Faut-il brûler Voltaire ? Non, évidemment. S’enrichir de ses lumières, critiquer ardemment ses côtés sombres, bref, développer son esprit critique, on y revient encore.
L’extrême droite et une part de la droite modérée exècrent le wokisme car le conservatisme têtu ne peut que s’opposer à ce qui prétend au progrès social. L’extrême gauche et une part de la gauche modérée encensent le wokisme, hypnotisées par l’affiche progressiste proposée par ce mouvement et ses influenceurs.

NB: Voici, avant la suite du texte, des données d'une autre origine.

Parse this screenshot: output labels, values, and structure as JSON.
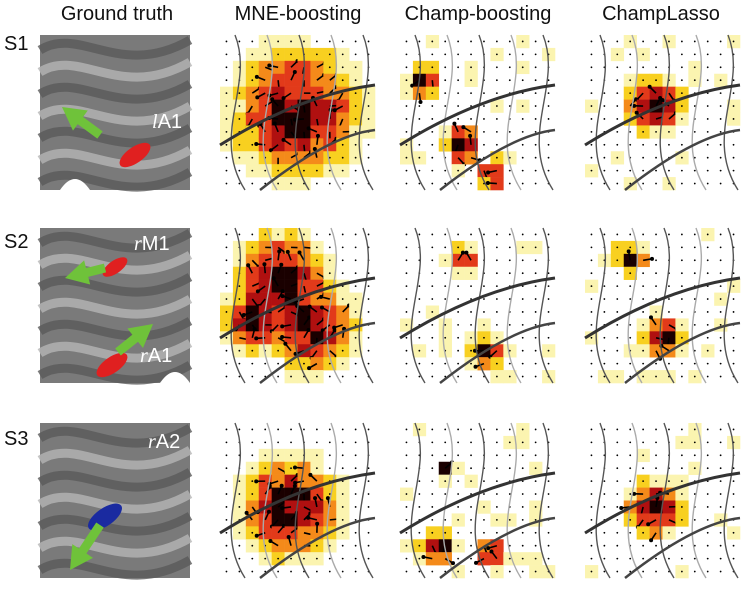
{
  "columns": [
    "Ground truth",
    "MNE-boosting",
    "Champ-boosting",
    "ChampLasso"
  ],
  "rows": [
    {
      "label": "S1",
      "regions": [
        {
          "hemisphere": "l",
          "area": "A1"
        }
      ]
    },
    {
      "label": "S2",
      "regions": [
        {
          "hemisphere": "r",
          "area": "M1"
        },
        {
          "hemisphere": "r",
          "area": "A1"
        }
      ]
    },
    {
      "label": "S3",
      "regions": [
        {
          "hemisphere": "r",
          "area": "A2"
        }
      ]
    }
  ]
}
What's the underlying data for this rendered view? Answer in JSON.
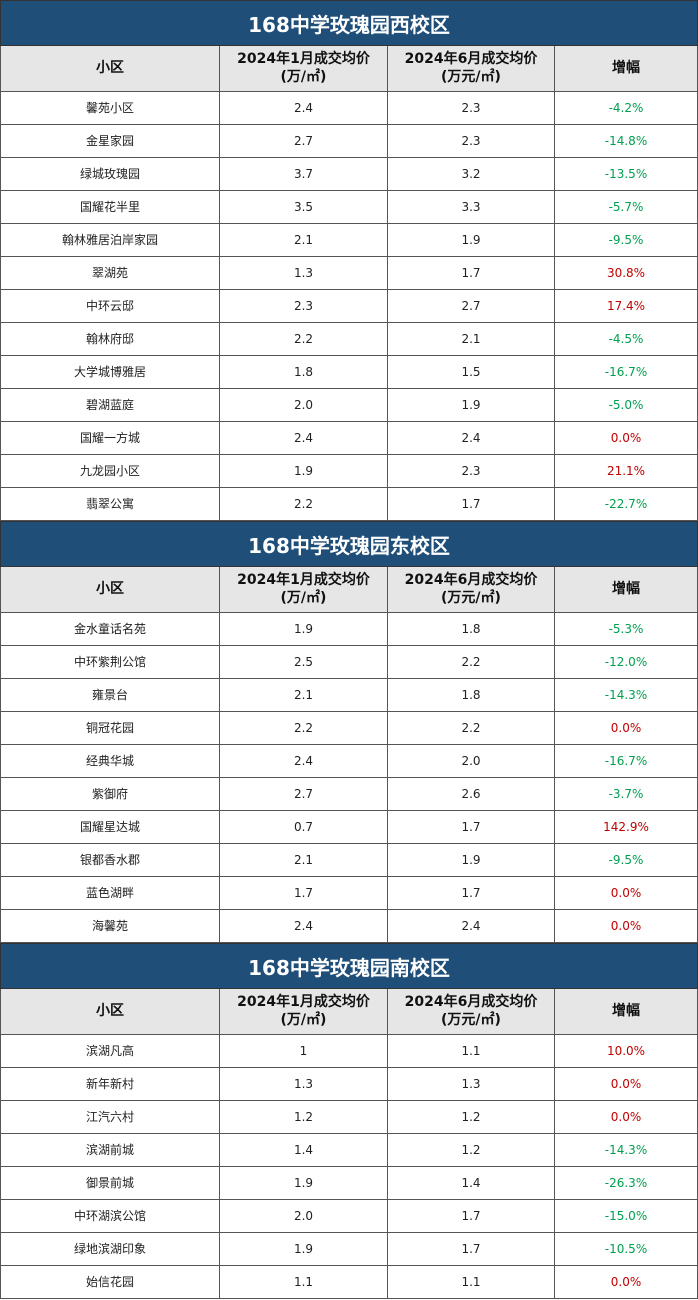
{
  "header": [
    [
      "小区"
    ],
    [
      "2024年1月成交均价",
      "(万/㎡)"
    ],
    [
      "2024年6月成交均价",
      "(万元/㎡)"
    ],
    [
      "增幅"
    ]
  ],
  "sections": [
    {
      "title": "168中学玫瑰园西校区",
      "rows": [
        [
          "馨苑小区",
          "2.4",
          "2.3",
          "-4.2%"
        ],
        [
          "金星家园",
          "2.7",
          "2.3",
          "-14.8%"
        ],
        [
          "绿城玫瑰园",
          "3.7",
          "3.2",
          "-13.5%"
        ],
        [
          "国耀花半里",
          "3.5",
          "3.3",
          "-5.7%"
        ],
        [
          "翰林雅居泊岸家园",
          "2.1",
          "1.9",
          "-9.5%"
        ],
        [
          "翠湖苑",
          "1.3",
          "1.7",
          "30.8%"
        ],
        [
          "中环云邸",
          "2.3",
          "2.7",
          "17.4%"
        ],
        [
          "翰林府邸",
          "2.2",
          "2.1",
          "-4.5%"
        ],
        [
          "大学城博雅居",
          "1.8",
          "1.5",
          "-16.7%"
        ],
        [
          "碧湖蓝庭",
          "2.0",
          "1.9",
          "-5.0%"
        ],
        [
          "国耀一方城",
          "2.4",
          "2.4",
          "0.0%"
        ],
        [
          "九龙园小区",
          "1.9",
          "2.3",
          "21.1%"
        ],
        [
          "翡翠公寓",
          "2.2",
          "1.7",
          "-22.7%"
        ]
      ]
    },
    {
      "title": "168中学玫瑰园东校区",
      "rows": [
        [
          "金水童话名苑",
          "1.9",
          "1.8",
          "-5.3%"
        ],
        [
          "中环紫荆公馆",
          "2.5",
          "2.2",
          "-12.0%"
        ],
        [
          "雍景台",
          "2.1",
          "1.8",
          "-14.3%"
        ],
        [
          "铜冠花园",
          "2.2",
          "2.2",
          "0.0%"
        ],
        [
          "经典华城",
          "2.4",
          "2.0",
          "-16.7%"
        ],
        [
          "紫御府",
          "2.7",
          "2.6",
          "-3.7%"
        ],
        [
          "国耀星达城",
          "0.7",
          "1.7",
          "142.9%"
        ],
        [
          "银都香水郡",
          "2.1",
          "1.9",
          "-9.5%"
        ],
        [
          "蓝色湖畔",
          "1.7",
          "1.7",
          "0.0%"
        ],
        [
          "海馨苑",
          "2.4",
          "2.4",
          "0.0%"
        ]
      ]
    },
    {
      "title": "168中学玫瑰园南校区",
      "rows": [
        [
          "滨湖凡高",
          "1",
          "1.1",
          "10.0%"
        ],
        [
          "新年新村",
          "1.3",
          "1.3",
          "0.0%"
        ],
        [
          "江汽六村",
          "1.2",
          "1.2",
          "0.0%"
        ],
        [
          "滨湖前城",
          "1.4",
          "1.2",
          "-14.3%"
        ],
        [
          "御景前城",
          "1.9",
          "1.4",
          "-26.3%"
        ],
        [
          "中环湖滨公馆",
          "2.0",
          "1.7",
          "-15.0%"
        ],
        [
          "绿地滨湖印象",
          "1.9",
          "1.7",
          "-10.5%"
        ],
        [
          "始信花园",
          "1.1",
          "1.1",
          "0.0%"
        ]
      ]
    }
  ]
}
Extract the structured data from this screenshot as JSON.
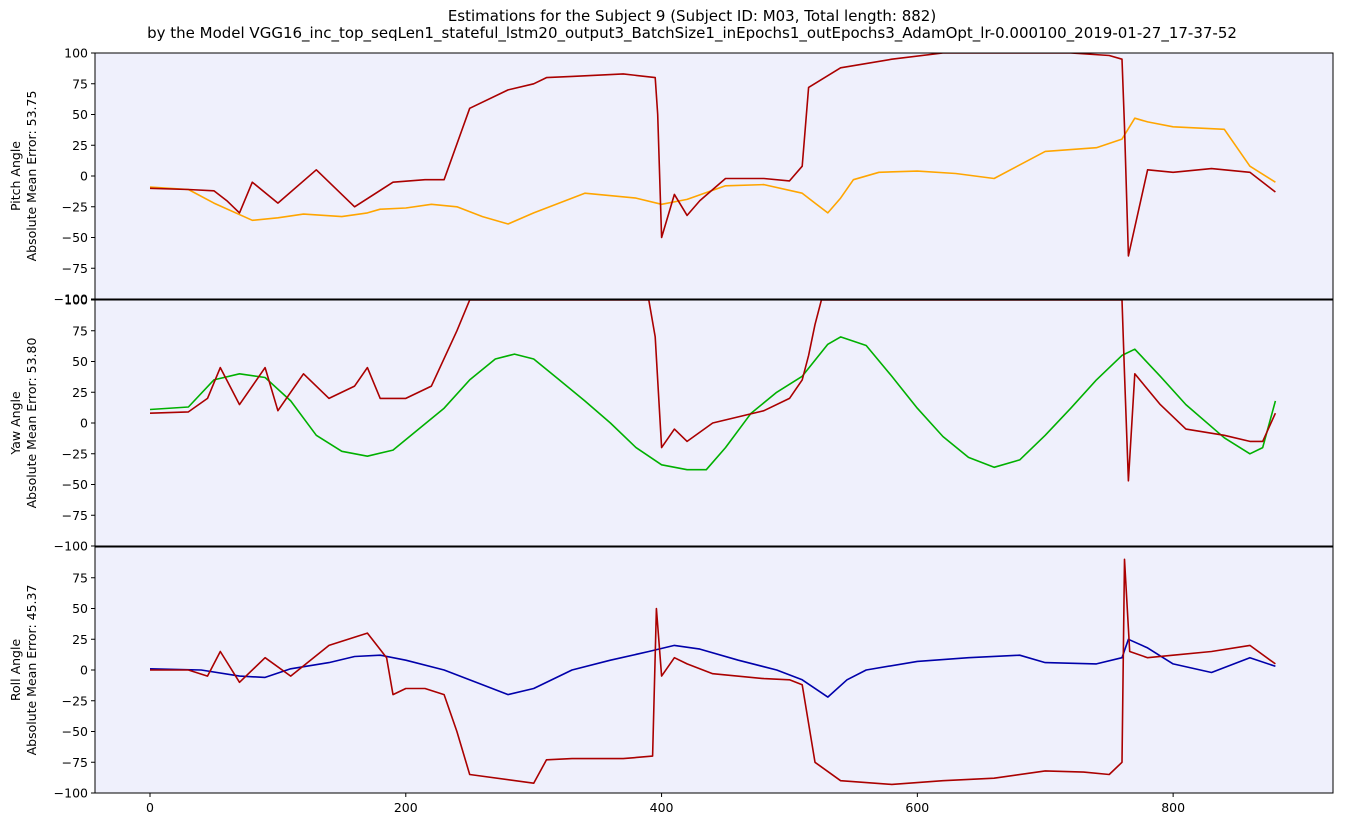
{
  "title_line1": "Estimations for the Subject 9 (Subject ID: M03, Total length: 882)",
  "title_line2": "by the Model VGG16_inc_top_seqLen1_stateful_lstm20_output3_BatchSize1_inEpochs1_outEpochs3_AdamOpt_lr-0.000100_2019-01-27_17-37-52",
  "colors": {
    "panel_bg": "#eff0fc",
    "estimate": "#aa0000",
    "pitch_truth": "#ffa500",
    "yaw_truth": "#00b000",
    "roll_truth": "#0000aa"
  },
  "chart_data": [
    {
      "type": "line",
      "id": "pitch",
      "ylabel_line1": "Pitch Angle",
      "ylabel_line2": "Absolute Mean Error: 53.75",
      "xlim": [
        -43,
        925
      ],
      "ylim": [
        -100,
        100
      ],
      "yticks": [
        -100,
        -75,
        -50,
        -25,
        0,
        25,
        50,
        75,
        100
      ],
      "xticks": [
        0,
        200,
        400,
        600,
        800
      ],
      "grid": false,
      "series": [
        {
          "role": "ground_truth",
          "color": "#ffa500",
          "x": [
            0,
            30,
            50,
            80,
            100,
            120,
            150,
            170,
            180,
            200,
            220,
            240,
            260,
            280,
            300,
            340,
            380,
            400,
            420,
            450,
            480,
            510,
            520,
            530,
            540,
            550,
            570,
            600,
            630,
            660,
            700,
            740,
            760,
            770,
            780,
            800,
            840,
            860,
            880
          ],
          "y": [
            -9,
            -11,
            -22,
            -36,
            -34,
            -31,
            -33,
            -30,
            -27,
            -26,
            -23,
            -25,
            -33,
            -39,
            -30,
            -14,
            -18,
            -23,
            -19,
            -8,
            -7,
            -14,
            -22,
            -30,
            -18,
            -3,
            3,
            4,
            2,
            -2,
            20,
            23,
            30,
            47,
            44,
            40,
            38,
            8,
            -5
          ]
        },
        {
          "role": "estimate",
          "color": "#aa0000",
          "x": [
            0,
            30,
            50,
            60,
            70,
            80,
            100,
            130,
            160,
            190,
            215,
            230,
            250,
            280,
            300,
            310,
            330,
            370,
            395,
            397,
            400,
            410,
            420,
            430,
            450,
            480,
            500,
            510,
            515,
            540,
            580,
            620,
            680,
            720,
            750,
            760,
            762,
            765,
            780,
            800,
            830,
            860,
            880
          ],
          "y": [
            -10,
            -11,
            -12,
            -20,
            -30,
            -5,
            -22,
            5,
            -25,
            -5,
            -3,
            -3,
            55,
            70,
            75,
            80,
            81,
            83,
            80,
            50,
            -50,
            -15,
            -32,
            -20,
            -2,
            -2,
            -4,
            8,
            72,
            88,
            95,
            100,
            100,
            100,
            98,
            95,
            40,
            -65,
            5,
            3,
            6,
            3,
            -13
          ]
        }
      ]
    },
    {
      "type": "line",
      "id": "yaw",
      "ylabel_line1": "Yaw Angle",
      "ylabel_line2": "Absolute Mean Error: 53.80",
      "xlim": [
        -43,
        925
      ],
      "ylim": [
        -100,
        100
      ],
      "yticks": [
        -100,
        -75,
        -50,
        -25,
        0,
        25,
        50,
        75,
        100
      ],
      "xticks": [
        0,
        200,
        400,
        600,
        800
      ],
      "grid": false,
      "series": [
        {
          "role": "ground_truth",
          "color": "#00b000",
          "x": [
            0,
            30,
            50,
            70,
            90,
            110,
            130,
            150,
            170,
            190,
            210,
            230,
            250,
            270,
            285,
            300,
            320,
            340,
            360,
            380,
            400,
            420,
            435,
            450,
            470,
            490,
            510,
            530,
            540,
            560,
            580,
            600,
            620,
            640,
            660,
            680,
            700,
            720,
            740,
            760,
            770,
            790,
            810,
            840,
            860,
            870,
            880
          ],
          "y": [
            11,
            13,
            35,
            40,
            37,
            18,
            -10,
            -23,
            -27,
            -22,
            -5,
            12,
            35,
            52,
            56,
            52,
            35,
            18,
            0,
            -20,
            -34,
            -38,
            -38,
            -20,
            8,
            25,
            38,
            64,
            70,
            63,
            38,
            12,
            -11,
            -28,
            -36,
            -30,
            -10,
            12,
            35,
            55,
            60,
            38,
            15,
            -12,
            -25,
            -20,
            18
          ]
        },
        {
          "role": "estimate",
          "color": "#aa0000",
          "x": [
            0,
            30,
            45,
            55,
            70,
            90,
            100,
            120,
            140,
            160,
            170,
            180,
            200,
            220,
            240,
            250,
            300,
            390,
            395,
            400,
            410,
            420,
            440,
            480,
            500,
            510,
            515,
            520,
            525,
            760,
            762,
            765,
            770,
            790,
            810,
            840,
            860,
            870,
            880
          ],
          "y": [
            8,
            9,
            20,
            45,
            15,
            45,
            10,
            40,
            20,
            30,
            45,
            20,
            20,
            30,
            75,
            100,
            100,
            100,
            70,
            -20,
            -5,
            -15,
            0,
            10,
            20,
            35,
            55,
            80,
            100,
            100,
            40,
            -47,
            40,
            15,
            -5,
            -10,
            -15,
            -15,
            8
          ]
        }
      ]
    },
    {
      "type": "line",
      "id": "roll",
      "ylabel_line1": "Roll Angle",
      "ylabel_line2": "Absolute Mean Error: 45.37",
      "xlim": [
        -43,
        925
      ],
      "ylim": [
        -100,
        100
      ],
      "yticks": [
        -100,
        -75,
        -50,
        -25,
        0,
        25,
        50,
        75
      ],
      "xticks": [
        0,
        200,
        400,
        600,
        800
      ],
      "xtick_labels": [
        "0",
        "200",
        "400",
        "600",
        "800"
      ],
      "grid": false,
      "series": [
        {
          "role": "ground_truth",
          "color": "#0000aa",
          "x": [
            0,
            40,
            70,
            90,
            110,
            140,
            160,
            180,
            200,
            230,
            260,
            280,
            300,
            330,
            360,
            390,
            410,
            430,
            460,
            490,
            510,
            530,
            545,
            560,
            600,
            640,
            680,
            700,
            740,
            760,
            765,
            780,
            800,
            830,
            860,
            880
          ],
          "y": [
            1,
            0,
            -5,
            -6,
            1,
            6,
            11,
            12,
            8,
            0,
            -12,
            -20,
            -15,
            0,
            8,
            15,
            20,
            17,
            8,
            0,
            -8,
            -22,
            -8,
            0,
            7,
            10,
            12,
            6,
            5,
            10,
            25,
            18,
            5,
            -2,
            10,
            3
          ]
        },
        {
          "role": "estimate",
          "color": "#aa0000",
          "x": [
            0,
            30,
            45,
            55,
            70,
            90,
            110,
            140,
            170,
            185,
            190,
            200,
            215,
            230,
            240,
            250,
            300,
            310,
            330,
            370,
            393,
            396,
            400,
            410,
            420,
            440,
            480,
            500,
            510,
            520,
            540,
            580,
            620,
            660,
            700,
            730,
            750,
            760,
            762,
            766,
            780,
            800,
            830,
            860,
            880
          ],
          "y": [
            0,
            0,
            -5,
            15,
            -10,
            10,
            -5,
            20,
            30,
            10,
            -20,
            -15,
            -15,
            -20,
            -50,
            -85,
            -92,
            -73,
            -72,
            -72,
            -70,
            50,
            -5,
            10,
            5,
            -3,
            -7,
            -8,
            -12,
            -75,
            -90,
            -93,
            -90,
            -88,
            -82,
            -83,
            -85,
            -75,
            90,
            15,
            10,
            12,
            15,
            20,
            5
          ]
        }
      ]
    }
  ]
}
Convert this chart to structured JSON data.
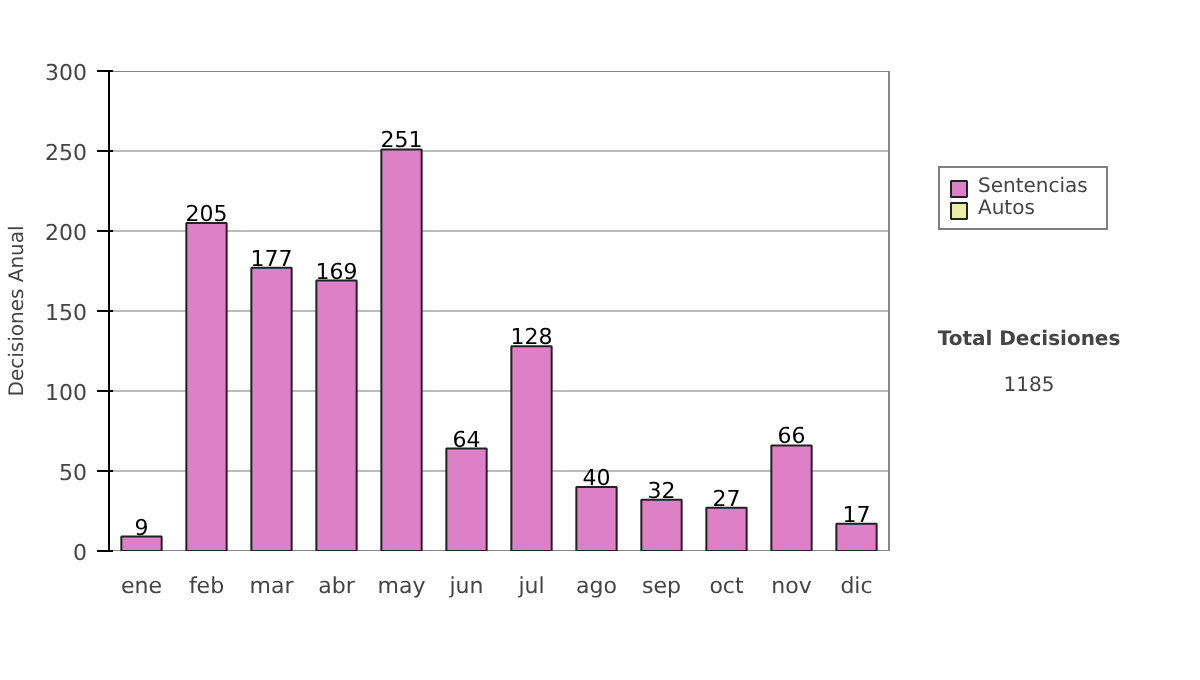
{
  "chart_data": {
    "type": "bar",
    "ylabel": "Decisiones Anual",
    "categories": [
      "ene",
      "feb",
      "mar",
      "abr",
      "may",
      "jun",
      "jul",
      "ago",
      "sep",
      "oct",
      "nov",
      "dic"
    ],
    "series": [
      {
        "name": "Sentencias",
        "color": "#dd80c6",
        "values": [
          9,
          205,
          177,
          169,
          251,
          64,
          128,
          40,
          32,
          27,
          66,
          17
        ]
      },
      {
        "name": "Autos",
        "color": "#e8f0a8",
        "values": [
          null,
          null,
          null,
          null,
          null,
          null,
          null,
          null,
          null,
          null,
          null,
          null
        ]
      }
    ],
    "ylim": [
      0,
      300
    ],
    "yticks": [
      0,
      50,
      100,
      150,
      200,
      250,
      300
    ],
    "grid": "y",
    "legend": "right",
    "data_labels": true,
    "annotations": [
      "Total Decisiones",
      "1185"
    ]
  }
}
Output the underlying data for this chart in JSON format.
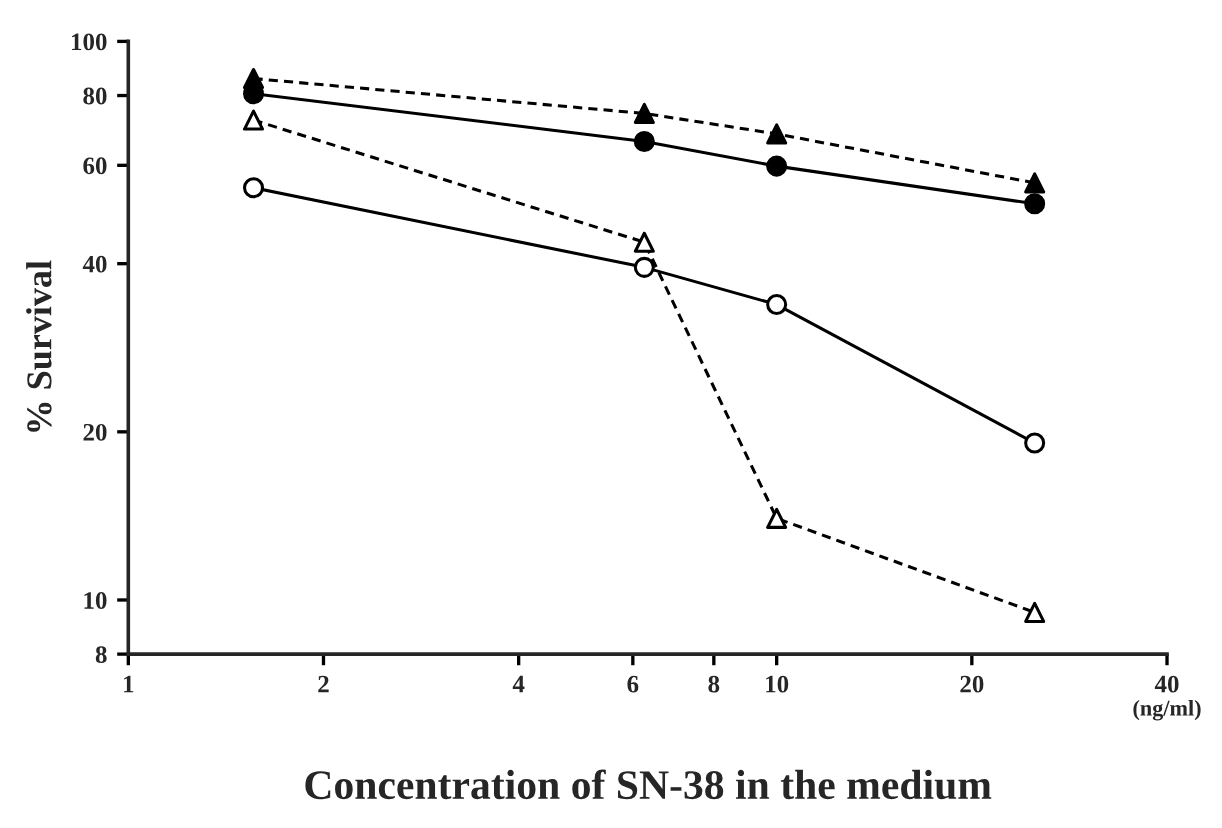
{
  "chart_data": {
    "type": "line",
    "xlabel": "Concentration of SN-38 in the medium",
    "ylabel": "% Survival",
    "x": [
      1.56,
      6.25,
      10,
      25
    ],
    "series": [
      {
        "color": "#000000",
        "marker": "triangle",
        "line_style": "dashed",
        "values": [
          85.8,
          74.3,
          68.3,
          55.8
        ]
      },
      {
        "color": "#000000",
        "marker": "circle",
        "line_style": "solid",
        "values": [
          80.6,
          66.2,
          59.8,
          51.2
        ]
      },
      {
        "color": "#000000",
        "marker": "triangle",
        "colors": [
          "#ffffff",
          "#ffffff",
          "#ffffff",
          "#ffffff"
        ],
        "line_style": "dashed",
        "values": [
          72.3,
          43.7,
          14.0,
          9.5
        ]
      },
      {
        "color": "#000000",
        "marker": "circle",
        "colors": [
          "#ffffff",
          "#ffffff",
          "#ffffff",
          "#ffffff"
        ],
        "line_style": "solid",
        "values": [
          54.7,
          39.4,
          33.8,
          19.1
        ]
      }
    ],
    "log": "xy",
    "xlim": [
      1,
      40
    ],
    "ylim": [
      8,
      100
    ],
    "xticks": [
      1,
      2,
      4,
      6,
      8,
      10,
      20,
      40
    ],
    "yticks": [
      8,
      10,
      20,
      40,
      60,
      80,
      100
    ],
    "grid": false,
    "legend": false,
    "annotations": [
      "(ng/ml)"
    ]
  }
}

Déconstruire la culture occidentale relève de l’obscurantisme
S’il faut résister de toutes ses forces contre l’envahissement du wokisme, c’est pour refuser le simplisme de ses verdicts, pour lutter contre l’abandon de l’esprit républicain de notre société, pour refuser la censure, pour apprendre du passé afin de comprendre le présent et imaginer le futur.
La bien-pensance qui veut l’imposer se revendique du progressisme alors que chercher à détruire ou censurer des pans entiers de notre histoire, de notre culture, relève plutôt de l’obscurantisme en occultant les savoirs indispensables aux luttes contre les discriminations, toutes les discriminations.
Le wokisme est une déconstruction contre laquelle il faut se mobiliser.
Faisons lire Voyage au bout de la nuit tout en combattant l’antisémitisme de Céline.
Admirons les tableaux et aquarelles d’Emil Nolde tout en sachant qu’il était lui aussi profondément antisémite au point d’adhérer au parti nazi en 1934.
Refusons à la fois toutes les formes de discrimination et les nauséabondes approches de l’art dit « pur ».
Restons curieux, lucides, esthètes, humanistes et combatifs.